The Australia Indonesia Awards celebrate the contributions of those who provide inspiration and enhance understanding between Australians and Indonesians. AIYA is chronicling the achievements of these Career Champions in a series of interviews with this year’s finalists and winners. Today we hear from sports enthusiast and consultant Paul Mead.

Source: Twitter

AIYA: Tell us a little about your career.

PAUL: I spent eleven years in the New Zealand Army as an Engineer Officer. I spent a lot of time serving overseas, including in Vanuatu, Lebanon, Afghanistan and Timor-Leste. Through my time overseas I gained a great deal of understanding on working effectively with people from different cultures. I learnt the challenges of trying to achieve a common understanding through language barriers, but also the shared understanding of success.

Upon leaving the Army I became a teacher and then worked in the sport industry. Both career changes have been focused on helping people learn and bringing people together.

What brought you to connect with Indonesia?

My connection with Indonesia was more recent. Living in Darwin since 2010, Indonesia is literally on our back doorstep. Our family has had many trips to Bali and this introduced me to the Indonesian people and language. I know that many Indonesians will say that Bali is not a true reflection of the rest of Indonesia, but I do know that it helped me reconnect with my love of working with different cultures.

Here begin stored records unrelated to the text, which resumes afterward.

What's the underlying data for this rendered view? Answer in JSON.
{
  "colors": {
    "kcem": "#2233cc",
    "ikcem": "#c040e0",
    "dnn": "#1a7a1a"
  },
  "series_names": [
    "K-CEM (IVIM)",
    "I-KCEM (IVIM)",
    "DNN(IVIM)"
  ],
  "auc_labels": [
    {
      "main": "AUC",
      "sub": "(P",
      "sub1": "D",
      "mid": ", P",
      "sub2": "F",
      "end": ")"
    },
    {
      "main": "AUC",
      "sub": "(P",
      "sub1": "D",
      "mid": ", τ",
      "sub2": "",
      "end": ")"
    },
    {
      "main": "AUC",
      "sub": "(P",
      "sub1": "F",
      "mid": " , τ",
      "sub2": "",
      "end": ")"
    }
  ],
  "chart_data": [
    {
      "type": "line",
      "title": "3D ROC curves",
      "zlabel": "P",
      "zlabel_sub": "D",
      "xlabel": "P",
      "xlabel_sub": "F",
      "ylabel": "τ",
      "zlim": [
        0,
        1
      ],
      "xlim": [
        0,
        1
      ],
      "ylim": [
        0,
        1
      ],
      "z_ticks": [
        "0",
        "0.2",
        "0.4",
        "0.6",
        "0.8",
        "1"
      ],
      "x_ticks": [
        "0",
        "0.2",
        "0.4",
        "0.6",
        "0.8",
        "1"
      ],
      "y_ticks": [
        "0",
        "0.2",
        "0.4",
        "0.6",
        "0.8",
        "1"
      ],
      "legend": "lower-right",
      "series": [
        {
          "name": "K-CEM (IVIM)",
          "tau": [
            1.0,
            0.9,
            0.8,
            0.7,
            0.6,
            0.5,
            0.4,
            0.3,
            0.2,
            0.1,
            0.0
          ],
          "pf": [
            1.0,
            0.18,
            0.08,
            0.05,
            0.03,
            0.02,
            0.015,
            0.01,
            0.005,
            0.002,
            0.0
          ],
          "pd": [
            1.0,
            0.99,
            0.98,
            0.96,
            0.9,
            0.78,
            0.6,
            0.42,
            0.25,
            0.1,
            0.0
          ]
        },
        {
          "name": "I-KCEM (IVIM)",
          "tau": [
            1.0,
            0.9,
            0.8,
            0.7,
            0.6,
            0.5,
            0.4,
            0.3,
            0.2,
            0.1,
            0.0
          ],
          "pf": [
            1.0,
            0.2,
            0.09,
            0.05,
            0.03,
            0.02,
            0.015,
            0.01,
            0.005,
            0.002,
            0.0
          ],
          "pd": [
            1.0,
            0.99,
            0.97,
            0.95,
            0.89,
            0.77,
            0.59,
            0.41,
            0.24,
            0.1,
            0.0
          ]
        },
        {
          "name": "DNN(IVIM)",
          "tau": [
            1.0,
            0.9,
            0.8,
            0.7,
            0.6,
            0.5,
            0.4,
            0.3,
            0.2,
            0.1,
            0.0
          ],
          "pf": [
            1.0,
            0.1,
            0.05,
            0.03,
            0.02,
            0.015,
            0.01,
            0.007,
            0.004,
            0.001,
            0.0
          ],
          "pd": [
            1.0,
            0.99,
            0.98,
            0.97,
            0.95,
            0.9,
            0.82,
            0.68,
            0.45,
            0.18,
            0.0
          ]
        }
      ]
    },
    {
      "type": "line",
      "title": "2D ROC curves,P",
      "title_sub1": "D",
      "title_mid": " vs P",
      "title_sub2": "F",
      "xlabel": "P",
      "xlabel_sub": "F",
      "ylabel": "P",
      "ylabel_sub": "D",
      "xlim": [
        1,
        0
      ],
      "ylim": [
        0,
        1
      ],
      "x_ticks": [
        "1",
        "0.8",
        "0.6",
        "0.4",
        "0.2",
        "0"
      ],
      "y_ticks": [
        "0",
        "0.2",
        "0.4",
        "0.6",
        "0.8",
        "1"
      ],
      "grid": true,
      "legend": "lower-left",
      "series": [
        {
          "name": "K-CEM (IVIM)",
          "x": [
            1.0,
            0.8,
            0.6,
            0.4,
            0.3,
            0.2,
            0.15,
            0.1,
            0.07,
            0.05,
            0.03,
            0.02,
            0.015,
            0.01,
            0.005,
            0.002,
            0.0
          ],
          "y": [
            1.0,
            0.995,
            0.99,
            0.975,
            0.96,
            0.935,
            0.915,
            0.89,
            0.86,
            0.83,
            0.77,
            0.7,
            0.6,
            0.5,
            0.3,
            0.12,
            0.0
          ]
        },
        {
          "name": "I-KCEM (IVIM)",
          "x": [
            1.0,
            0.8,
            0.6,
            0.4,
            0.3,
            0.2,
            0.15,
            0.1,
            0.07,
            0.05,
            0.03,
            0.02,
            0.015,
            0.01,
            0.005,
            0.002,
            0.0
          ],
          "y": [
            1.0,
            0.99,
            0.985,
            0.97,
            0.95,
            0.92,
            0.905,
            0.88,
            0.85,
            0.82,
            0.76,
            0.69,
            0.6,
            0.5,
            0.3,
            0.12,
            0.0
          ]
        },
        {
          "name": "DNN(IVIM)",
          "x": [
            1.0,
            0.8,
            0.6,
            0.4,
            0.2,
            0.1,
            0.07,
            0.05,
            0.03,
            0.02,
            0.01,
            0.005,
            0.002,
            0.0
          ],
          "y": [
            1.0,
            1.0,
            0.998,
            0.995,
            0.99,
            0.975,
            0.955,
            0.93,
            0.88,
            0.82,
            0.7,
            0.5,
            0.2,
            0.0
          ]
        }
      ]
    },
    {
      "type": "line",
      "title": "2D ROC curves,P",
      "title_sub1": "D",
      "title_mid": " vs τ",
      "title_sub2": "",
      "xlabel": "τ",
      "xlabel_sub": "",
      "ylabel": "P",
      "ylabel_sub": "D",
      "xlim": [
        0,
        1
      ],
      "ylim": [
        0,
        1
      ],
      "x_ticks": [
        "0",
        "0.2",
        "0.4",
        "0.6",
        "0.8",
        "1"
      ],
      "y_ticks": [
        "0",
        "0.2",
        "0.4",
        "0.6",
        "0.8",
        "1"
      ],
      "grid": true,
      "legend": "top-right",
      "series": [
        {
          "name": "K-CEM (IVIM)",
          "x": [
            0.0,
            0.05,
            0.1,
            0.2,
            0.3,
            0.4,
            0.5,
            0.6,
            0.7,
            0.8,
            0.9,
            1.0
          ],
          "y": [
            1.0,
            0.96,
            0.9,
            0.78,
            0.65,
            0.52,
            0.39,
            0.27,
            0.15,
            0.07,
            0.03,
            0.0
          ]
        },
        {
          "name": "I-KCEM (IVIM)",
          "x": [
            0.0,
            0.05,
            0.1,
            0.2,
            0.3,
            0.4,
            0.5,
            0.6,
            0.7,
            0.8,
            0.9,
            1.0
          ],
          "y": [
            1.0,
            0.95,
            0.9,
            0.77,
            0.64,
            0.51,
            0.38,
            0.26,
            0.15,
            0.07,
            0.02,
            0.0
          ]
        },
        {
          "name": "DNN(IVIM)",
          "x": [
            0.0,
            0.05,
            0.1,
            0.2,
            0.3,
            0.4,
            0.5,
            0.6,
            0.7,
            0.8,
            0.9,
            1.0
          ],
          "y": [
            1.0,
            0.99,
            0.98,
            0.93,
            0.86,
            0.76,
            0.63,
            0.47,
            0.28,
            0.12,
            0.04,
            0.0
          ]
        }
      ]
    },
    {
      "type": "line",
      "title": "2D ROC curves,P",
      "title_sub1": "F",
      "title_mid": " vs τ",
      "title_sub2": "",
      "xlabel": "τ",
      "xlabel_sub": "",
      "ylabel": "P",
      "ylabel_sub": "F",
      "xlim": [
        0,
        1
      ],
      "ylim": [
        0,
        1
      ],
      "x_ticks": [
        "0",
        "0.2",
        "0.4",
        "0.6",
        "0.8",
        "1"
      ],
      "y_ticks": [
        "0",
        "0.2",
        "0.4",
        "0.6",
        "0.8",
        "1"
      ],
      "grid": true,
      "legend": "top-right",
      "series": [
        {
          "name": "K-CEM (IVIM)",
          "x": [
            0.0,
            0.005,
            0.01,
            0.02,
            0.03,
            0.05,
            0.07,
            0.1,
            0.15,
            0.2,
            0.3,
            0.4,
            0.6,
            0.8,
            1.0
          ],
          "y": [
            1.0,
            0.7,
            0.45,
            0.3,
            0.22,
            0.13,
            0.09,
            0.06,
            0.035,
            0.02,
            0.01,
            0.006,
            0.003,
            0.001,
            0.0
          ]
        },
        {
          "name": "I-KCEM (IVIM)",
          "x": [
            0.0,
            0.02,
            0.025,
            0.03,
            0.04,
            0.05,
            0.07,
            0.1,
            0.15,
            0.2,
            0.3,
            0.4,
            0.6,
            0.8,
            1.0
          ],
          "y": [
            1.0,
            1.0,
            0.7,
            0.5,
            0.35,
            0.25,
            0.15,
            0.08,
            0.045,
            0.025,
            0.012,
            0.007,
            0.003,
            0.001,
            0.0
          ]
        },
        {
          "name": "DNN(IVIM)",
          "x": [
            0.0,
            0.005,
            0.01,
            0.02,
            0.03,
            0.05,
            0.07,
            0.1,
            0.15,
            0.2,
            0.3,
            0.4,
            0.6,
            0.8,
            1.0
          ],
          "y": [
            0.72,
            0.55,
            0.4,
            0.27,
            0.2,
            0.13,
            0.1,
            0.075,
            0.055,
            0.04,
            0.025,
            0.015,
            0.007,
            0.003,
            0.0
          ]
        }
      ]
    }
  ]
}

In 2015, I was fortunate enough to be selected onto CAUSINDY and in 2016 returned as a mentor to CAUSINDY. It is through this program that I gained a deeper understanding of the relationship between Australia and Indonesia and saw the real opportunities to build stronger relationships, particularly through sport.

How do you use your Indonesian experience in your current occupation?

I work for myself as a sports consultant. Sport is like a universal language. It doesn’t matter where you are in the world, if you drop a soccer ball or a cricket ball and bat for example, then most people know what to do with it. Sport helps to bring people together and connect, despite the challenges of language or cultural differences.

So, I enjoy taking these sport experiences and using them to build connection and people to people relationships, whilst overlaying education or economic benefits over the top. Sport is a powerful motivator to get people together to connect.

How did you find your current job?

The program Diamonds in the Rough was a program I worked on with a good friend, Narelle Gosstray. Narelle is a well-regarded coach and official within the baseball world, and passionate about projects that create change. I had just come off the 2015 CAUSINDY and wanted to explore how to build on what I had learnt and experienced. A DFAT grant was open, so we created the program and were successful in gaining funding now for two years.

The program takes our Australian Emeralds (Baseball Australia’s national women’s team) squad members, over to Indonesia to work with girls over a period of 1 – 2 days. They act as mentors, coaches and role models, not only in teaching the game of baseball, but also in leadership and confidence activities. Baseball is predominately a male sport, with females pushed to play softball. Our program encourages girls to play baseball, showing them that they have choices by using our female national representatives as role models.

Making choices in what sport you play is analogous to making choices in life and what career you want to follow. We hope that through our program and the ongoing connection with our in country partner who continues to run female baseball programs, that we will develop strong Indonesian female leaders, who have a connection with Australia.

What do you enjoy the most — and least — about working in relation to Indonesia?

The thing I enjoy the most is the food! The thing I like least is Jakarta traffic!

What are your thoughts on the future of the Australian-Indonesian relationship in the field of sport?

Indonesia is fast becoming involved in the hosting of major sporting events. Jakarta is hosting the 2018 Asian Games and this is likely to be an amazing event. There is a lot of expatriate support to develop non-traditional Asian sport capacity, not only in Indonesia, but more broadly across Asia. The development of athletes through a sport pathway is required to start at the grassroots level. Australia has extensive experience in the development of participation pathways, through to gold medal success.

It is through this experience from Australia and the opportunities available in Indonesia to develop sporting pathways that the relationship through sport can be further developed. The proximity between the two countries offers ongoing sport competition options that are cheaper and easier to access for each country, when compared to travelling to Europe or America.

I see a lot more knowledge transfer and competition exchanges occurring between the two countries in regard to sport over coming years.

What advice would you offer to youth interested in sport?

There are plenty of opportunities available, you just have to look. I was lucky enough to experience different cultures and language from an early stage in my career and it has certainly broadened my perspectives.

Those early in their career would benefit highly from a position outside of their comfort zone, whether this was a paid of volunteer nature. The benefits gained far outweigh the financial cost.

Given the opportunity again, what would you do differently?

The one thing that I have never taken up is the learning of a second language. My Bahasa [Indonesia] is almost non-existent and for all the travels I have done around the world I have relied on interpreters or a complex act of miming out what I need or where I am going! If I was to start again, I would learn languages from the outset.